Non saranno più «solo due gocce di Chanel N°5», come raccontava Marilyn Monroe, a coronare il rituale delle femme fatale prima di andare a dormire. Perché la maison Chanel, tra i festeggiamenti dedicati al centesimo anniversario dell’iconico profumo amato dalle donne e dalla più grande diva di tutti i tempi, ha lanciato Chanel Factory 5, una collezione in limited edition di 17 prodotti, il cui unico ingrediente è proprio il N°5. Tra tutti, compare un olio per il corpo racchiuso in una lattina, ma anche compresse da bagno profumate in una scatola da tè, per un ritorno all’essenza del lusso che ripensa gli oggetti di uso quotidiano, elevandoli a un nuovo livello e svelandoli nelle principali città worldwide. E se oggi tutta la linea è disponibile nelle fragrance and beauty boutique italiane del brand, nonché sul suo e-shop, da metà luglio arriverà anche presso gli store Rinascente di Milano e di Roma Tritone.

«I prodotti che utilizziamo più spesso possono avere lo stesso valore di quelli che conserviamo per le occasioni speciali», ha raccontato Thomas du Pré de Saint Maur, head of global creative resources fragrance and beauty di Chanel, «tutto dipende dall’esperienza che questi prodotti ci consentono di vivere». Così la collezione Chanel Factory 5 è un omaggio al pensiero creativo della founder della maison, Gabrielle Coco Chanel, e la sua volontà di andare contro le regole prestabilite, liberandosi dalle convenzioni. Il concept s’ispira infatti al primo packaging di N°5, un flacone da laboratorio come un oggetto ultra funzionale, omaggiando nel mentre quell’iter proprio della pop art di trasformare ciò che è di uso comune in opere da piedistallo.

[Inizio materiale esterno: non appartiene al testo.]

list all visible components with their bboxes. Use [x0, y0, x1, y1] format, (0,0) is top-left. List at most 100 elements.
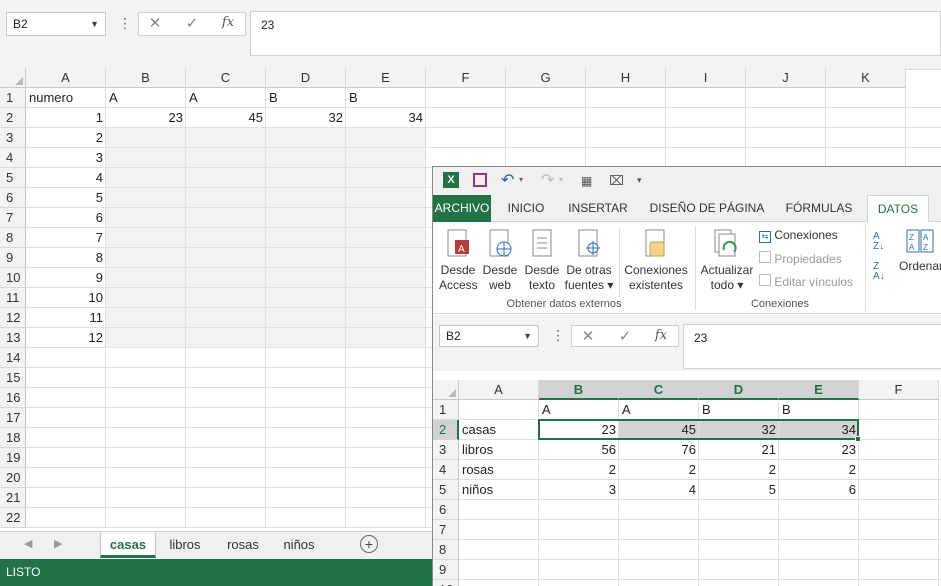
- refresh-all-button[interactable]: Actualizar todo ▾: [699, 228, 755, 293]
- row-header-13[interactable]: 13: [0, 328, 26, 348]
- cell-e4[interactable]: 2: [779, 460, 859, 480]
- cancel-icon[interactable]: ✕: [577, 327, 599, 345]
- chevron-down-icon[interactable]: ▼: [523, 331, 532, 341]
- row-header-2[interactable]: 2: [433, 420, 459, 440]
- insert-function-icon[interactable]: fx: [217, 15, 239, 30]
- cell-e1[interactable]: B: [779, 400, 859, 420]
- row-header-6[interactable]: 6: [433, 500, 459, 520]
- column-header-c[interactable]: C: [619, 380, 699, 400]
- cell-c5[interactable]: 4: [619, 480, 699, 500]
- row-header-22[interactable]: 22: [0, 508, 26, 528]
- column-header-d[interactable]: D: [699, 380, 779, 400]
- other-sources-button[interactable]: De otras fuentes ▾: [563, 228, 615, 293]
- column-header-c[interactable]: C: [186, 68, 266, 88]
- chevron-down-icon[interactable]: ▼: [90, 19, 99, 29]
- more-dots-icon[interactable]: ⋮: [551, 327, 565, 344]
- row-header-19[interactable]: 19: [0, 448, 26, 468]
- cell-a7[interactable]: 6: [26, 208, 106, 228]
- cell-a4[interactable]: 3: [26, 148, 106, 168]
- cell-a5[interactable]: 4: [26, 168, 106, 188]
- cell-e3[interactable]: 23: [779, 440, 859, 460]
- tab-inicio[interactable]: INICIO: [499, 195, 553, 222]
- from-web-button[interactable]: Desde web: [481, 228, 519, 293]
- cell-a5[interactable]: niños: [459, 480, 539, 500]
- cell-a11[interactable]: 10: [26, 288, 106, 308]
- fill-handle[interactable]: [855, 436, 861, 442]
- redo-dropdown-icon[interactable]: ▾: [559, 175, 563, 184]
- tab-datos[interactable]: DATOS: [867, 195, 929, 223]
- from-text-button[interactable]: Desde texto: [523, 228, 561, 293]
- sheet-tab-libros[interactable]: libros: [162, 532, 208, 558]
- column-header-k[interactable]: K: [826, 68, 906, 88]
- from-access-button[interactable]: A Desde Access: [439, 228, 478, 293]
- cell-a10[interactable]: 9: [26, 268, 106, 288]
- sheet-tab-rosas[interactable]: rosas: [220, 532, 266, 558]
- cell-b5[interactable]: 3: [539, 480, 619, 500]
- column-header-i[interactable]: I: [666, 68, 746, 88]
- cancel-icon[interactable]: ✕: [144, 14, 166, 32]
- cell-b3[interactable]: 56: [539, 440, 619, 460]
- cell-a1[interactable]: numero: [26, 88, 106, 108]
- enter-check-icon[interactable]: ✓: [181, 14, 203, 32]
- cell-e5[interactable]: 6: [779, 480, 859, 500]
- column-header-g[interactable]: G: [506, 68, 586, 88]
- row-header-9[interactable]: 9: [0, 248, 26, 268]
- column-header-f[interactable]: F: [426, 68, 506, 88]
- cell-a3[interactable]: libros: [459, 440, 539, 460]
- fg-name-box[interactable]: B2 ▼: [439, 325, 539, 347]
- column-header-a[interactable]: A: [26, 68, 106, 88]
- form-icon[interactable]: ▦: [581, 174, 592, 188]
- cell-a4[interactable]: rosas: [459, 460, 539, 480]
- row-header-16[interactable]: 16: [0, 388, 26, 408]
- sort-button[interactable]: ZAAZ Ordenar: [899, 228, 941, 274]
- add-sheet-icon[interactable]: +: [360, 535, 378, 553]
- select-all-corner[interactable]: [433, 380, 459, 400]
- edit-links-button[interactable]: Editar vínculos: [759, 274, 853, 289]
- row-header-3[interactable]: 3: [0, 128, 26, 148]
- cell-b1[interactable]: A: [539, 400, 619, 420]
- cell-d3[interactable]: 21: [699, 440, 779, 460]
- cell-c4[interactable]: 2: [619, 460, 699, 480]
- row-header-9[interactable]: 9: [433, 560, 459, 580]
- row-header-5[interactable]: 5: [433, 480, 459, 500]
- redo-icon[interactable]: ↷: [541, 170, 554, 190]
- row-header-14[interactable]: 14: [0, 348, 26, 368]
- row-header-8[interactable]: 8: [0, 228, 26, 248]
- row-header-1[interactable]: 1: [433, 400, 459, 420]
- cell-c2[interactable]: 45: [186, 108, 266, 128]
- row-header-2[interactable]: 2: [0, 108, 26, 128]
- insert-function-icon[interactable]: fx: [650, 328, 672, 343]
- row-header-7[interactable]: 7: [0, 208, 26, 228]
- select-all-corner[interactable]: [0, 68, 26, 88]
- cell-c1[interactable]: A: [619, 400, 699, 420]
- sort-za-icon[interactable]: Z A↓: [873, 262, 885, 282]
- cell-e1[interactable]: B: [346, 88, 426, 108]
- undo-icon[interactable]: ↶: [501, 170, 514, 190]
- row-header-20[interactable]: 20: [0, 468, 26, 488]
- column-header-b[interactable]: B: [539, 380, 619, 400]
- formula-input[interactable]: 23: [250, 11, 941, 56]
- cell-a3[interactable]: 2: [26, 128, 106, 148]
- fg-formula-input[interactable]: 23: [683, 324, 941, 369]
- row-header-15[interactable]: 15: [0, 368, 26, 388]
- row-header-21[interactable]: 21: [0, 488, 26, 508]
- row-header-7[interactable]: 7: [433, 520, 459, 540]
- more-dots-icon[interactable]: ⋮: [118, 15, 132, 32]
- name-box[interactable]: B2 ▼: [6, 12, 106, 36]
- cell-a1[interactable]: [459, 400, 539, 420]
- column-header-j[interactable]: J: [746, 68, 826, 88]
- tab-formulas[interactable]: FÓRMULAS: [779, 195, 859, 222]
- cell-b4[interactable]: 2: [539, 460, 619, 480]
- row-header-3[interactable]: 3: [433, 440, 459, 460]
- cell-d1[interactable]: B: [699, 400, 779, 420]
- row-header-18[interactable]: 18: [0, 428, 26, 448]
- column-header-b[interactable]: B: [106, 68, 186, 88]
- tab-diseno-de-pagina[interactable]: DISEÑO DE PÁGINA: [647, 195, 767, 222]
- cell-e2[interactable]: 34: [346, 108, 426, 128]
- row-header-6[interactable]: 6: [0, 188, 26, 208]
- column-header-e[interactable]: E: [779, 380, 859, 400]
- row-header-11[interactable]: 11: [0, 288, 26, 308]
- cell-c1[interactable]: A: [186, 88, 266, 108]
- properties-button[interactable]: Propiedades: [759, 251, 842, 266]
- cell-d5[interactable]: 5: [699, 480, 779, 500]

A spiegare la mission dell’edizione limitata è proprio Thomas du Pré de Saint Maur: «Chanel factory 5 sfrutta la straordinaria capacità del N°5 di reinventarsi continuamente per conservarsi. Questo concetto racconta l’eterna giovinezza del prodotto e l’idea creativa che ne è alla base. Dimostra anche che un prodotto industriale dal packaging molto funzionale può essere trasformato in un oggetto unico e desiderabile appropriandosi dei codici d’identità del N°5, senza perdere i fondamenti, cioè la sua funzionalità», ha chiosato l’executive, «non solo le cose estremamente rare e usate con parsimonia hanno valore. Anche le cose che usiamo di più, se offrono un’esperienza di lusso, hanno valore. Il N°5 sovverte gli oggetti quotidiani e dimostra ancora una volta che il lusso è anche nell’esperienza che facciamo con le cose. Dando a questi oggetti l’identità N°5, diventano prodotti lussuosi e iconici, pur mantenendo il proprio design».

Che si tratti di un tubetto di vernice o di una lattina di tè, Chanel ha dunque vestito oggetti universali con i codici visivi di N°5, cioè con un packaging minimalista in bianco e nero, senza fronzoli e pertanto oltre i trend. E i pop-up allestiti in giro per il mondo sono pensati come un’esplosione di gioia. «L’idea è quella di immergere le persone nell’atmosfera della factory e dare loro un’esperienza sensazionale», ha continuato Thomas du Pré de Saint Maur, «abbiamo portato all’estremo il concetto di Chanel factory 5 in questi pop-up, che sono concepiti come parchi a tema dedicati al N°5 e a questa collezione in edizione limitata. L’allestimento offre l’opportunità di scoprire i prodotti, dalla loro progettazione e trasformazione in fabbrica al loro utilizzo attraverso divertenti allestimenti e animazioni».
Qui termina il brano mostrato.